Table 1. Components from the PCA on human judgments of motivational constructs

3.2 Correlations Between Motivational Constructs Ratings and Performance

Correlations between components of motivational constructs with math performance are presented in Table 2. Spearman’s Rho was used as a test statistic because the data were not normally distributed. A conservative alpha value was set at .002 using Bonferroni Correction for multiple comparisons. Each of the three math performance scores at different difficulties were pairwise correlated with ρ > .450 (p < .002). Only two of the motivational components were pairwise correlated. Mood, which involved students’ expression of either frustration or delight, correlated strongly with Attitude (ρ = .478, p < .002), which similarly involved students’ expression of either contempt or interest in the math class. None of the components of motivational constructs were significantly correlated with math performance at any of the three levels.

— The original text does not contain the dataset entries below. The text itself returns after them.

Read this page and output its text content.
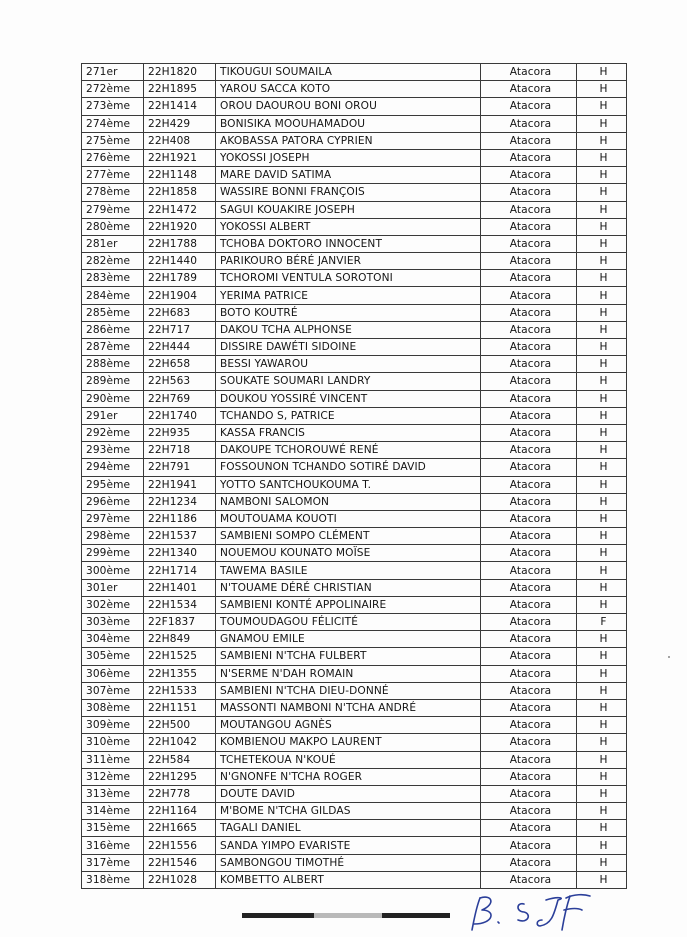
271er	22H1820	TIKOUGUI SOUMAILA	Atacora	H
272ème	22H1895	YAROU SACCA KOTO	Atacora	H
273ème	22H1414	OROU DAOUROU BONI OROU	Atacora	H
274ème	22H429	BONISIKA MOOUHAMADOU	Atacora	H
275ème	22H408	AKOBASSA PATORA CYPRIEN	Atacora	H
276ème	22H1921	YOKOSSI JOSEPH	Atacora	H
277ème	22H1148	MARE DAVID SATIMA	Atacora	H
278ème	22H1858	WASSIRE BONNI FRANÇOIS	Atacora	H
279ème	22H1472	SAGUI KOUAKIRE JOSEPH	Atacora	H
280ème	22H1920	YOKOSSI ALBERT	Atacora	H
281er	22H1788	TCHOBA DOKTORO INNOCENT	Atacora	H
282ème	22H1440	PARIKOURO BÉRÉ JANVIER	Atacora	H
283ème	22H1789	TCHOROMI VENTULA SOROTONI	Atacora	H
284ème	22H1904	YERIMA PATRICE	Atacora	H
285ème	22H683	BOTO KOUTRÉ	Atacora	H
286ème	22H717	DAKOU TCHA ALPHONSE	Atacora	H
287ème	22H444	DISSIRE DAWÉTI SIDOINE	Atacora	H
288ème	22H658	BESSI YAWAROU	Atacora	H
289ème	22H563	SOUKATE SOUMARI LANDRY	Atacora	H
290ème	22H769	DOUKOU YOSSIRÉ VINCENT	Atacora	H
291er	22H1740	TCHANDO S, PATRICE	Atacora	H
292ème	22H935	KASSA FRANCIS	Atacora	H
293ème	22H718	DAKOUPE TCHOROUWÉ RENÉ	Atacora	H
294ème	22H791	FOSSOUNON TCHANDO SOTIRÉ DAVID	Atacora	H
295ème	22H1941	YOTTO SANTCHOUKOUMA T.	Atacora	H
296ème	22H1234	NAMBONI SALOMON	Atacora	H
297ème	22H1186	MOUTOUAMA KOUOTI	Atacora	H
298ème	22H1537	SAMBIENI SOMPO CLÉMENT	Atacora	H
299ème	22H1340	NOUEMOU KOUNATO MOÏSE	Atacora	H
300ème	22H1714	TAWEMA BASILE	Atacora	H
301er	22H1401	N'TOUAME DÉRÉ CHRISTIAN	Atacora	H
302ème	22H1534	SAMBIENI KONTÉ APPOLINAIRE	Atacora	H
303ème	22F1837	TOUMOUDAGOU FÉLICITÉ	Atacora	F
304ème	22H849	GNAMOU EMILE	Atacora	H
305ème	22H1525	SAMBIENI N'TCHA FULBERT	Atacora	H
306ème	22H1355	N'SERME N'DAH ROMAIN	Atacora	H
307ème	22H1533	SAMBIENI N'TCHA DIEU-DONNÉ	Atacora	H
308ème	22H1151	MASSONTI NAMBONI N'TCHA ANDRÉ	Atacora	H
309ème	22H500	MOUTANGOU AGNÈS	Atacora	H
310ème	22H1042	KOMBIENOU MAKPO LAURENT	Atacora	H
311ème	22H584	TCHETEKOUA N'KOUÉ	Atacora	H
312ème	22H1295	N'GNONFE N'TCHA ROGER	Atacora	H
313ème	22H778	DOUTE DAVID	Atacora	H
314ème	22H1164	M'BOME N'TCHA GILDAS	Atacora	H
315ème	22H1665	TAGALI DANIEL	Atacora	H
316ème	22H1556	SANDA YIMPO EVARISTE	Atacora	H
317ème	22H1546	SAMBONGOU TIMOTHÉ	Atacora	H
318ème	22H1028	KOMBETTO ALBERT	Atacora	H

Table 2. Correlations between motivational construct components and math performance.

4 Discussion

This paper described efforts to relate elementary level students’ math performance to human ratings of affect, identity, and social awareness in their messages to a tutor. We successfully derived four components related to motivational constructs. Overall, there were no significant relationships between human judgments of motivational constructs in messages to an online tutoring avatar and math performance at three different level. This finding is in contrast with previous studies which have found more meaningful connections between motivational constructs and math performance [1, 3,4,5, 7]. However, this only implies that the effect on math performance of externally evaluated motivational constructs found in student writing may be mitigated by other factors which we could not measure, such as prior knowledge and tutoring environment features such as the content of tutor responses. These factors could be the subject of future studies. Considering the informal nature of the writing rated in this study, finer-grained metrics of affective- and identity-related features in language and telemetric data, to predict math achievement may also be effective.